What Is International Atomic Time (TAI)?
International Atomic Time (TAI) is one of the main components of Coordinated Universal Time (UTC), the time scale used to determine local times around the world. It tells us at which speed our clocks should tick.
TAI Keeps the Pace
Two components are used to determine Coordinated Universal Time (UTC):
- International Atomic Time (TAI) is a time scale that uses the combined output of some 400 highly precise atomic clocks. It provides the exact speed at which our clocks tick.
- Universal Time (UT1), also known as astronomical time, refers to the Earth's rotation. It is used to compare the pace provided by TAI with the actual length of a day on Earth.
How is TAI Measured?
International Atomic Time is an extraordinarily precise means of time-keeping.

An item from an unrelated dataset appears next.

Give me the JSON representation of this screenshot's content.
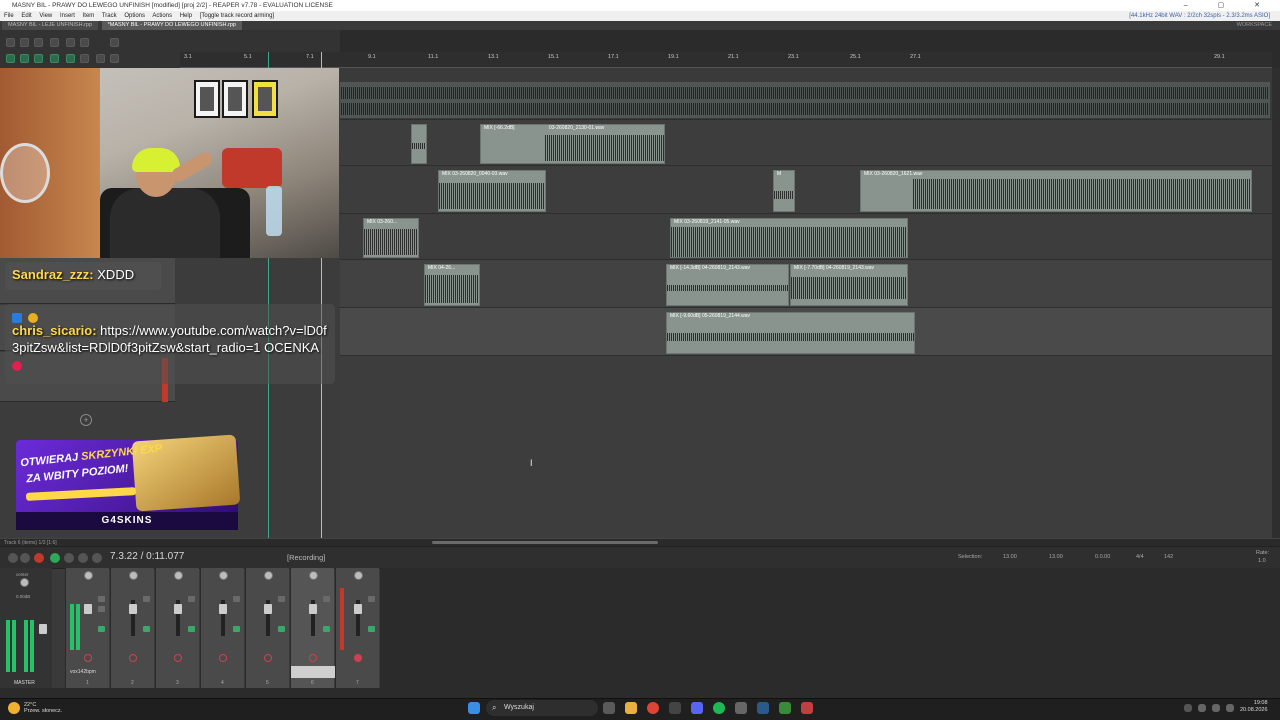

Atomic clocks deviate only 1 second in up to 100 million years.
The secret to this impeccable precision is the correct measurement of the second as the base unit of modern time-keeping. The International System of Units (SI) defines one second as the time it takes a Cesium-133 atom at the ground state to oscillate exactly 9,192,631,770 times.
Atomic clocks are designed to detect this frequency, most of them today using atomic fountains; a cloud of atoms that is tossed upwards by lasers in the Earth's gravitational field. If one could see an atomic fountain, it would resemble a water fountain.
To achieve the highest possible level of accuracy, the International Bureau of Weights and Measures combines the output of about 400 atomic clocks in 69 national laboratories worldwide to determine TAI. The time scale is weighted, prioritizing the time signal provided by institutions that maintain the highest quality of primary cesium.
Why Use UTC – Not TAI?
The high level of precision achieved by using atomic clocks is both a blessing and a curse. On the one hand, accurate time-keeping is a necessity, for example for time-sensitive technology, such as modern air traffic control systems that rely on satellite navigation.
On the other hand, TAI does not take into account the variations in Earth's rotation speed, which determines the true length of a day. For this reason, UTC is constantly compared to UT1. Before the difference between the two scales reaches 0.9 seconds, a leap second is added to UTC.
On average, Earth has been slowing down a bit over the past decades, so UTC is currently running 37 seconds behind TAI.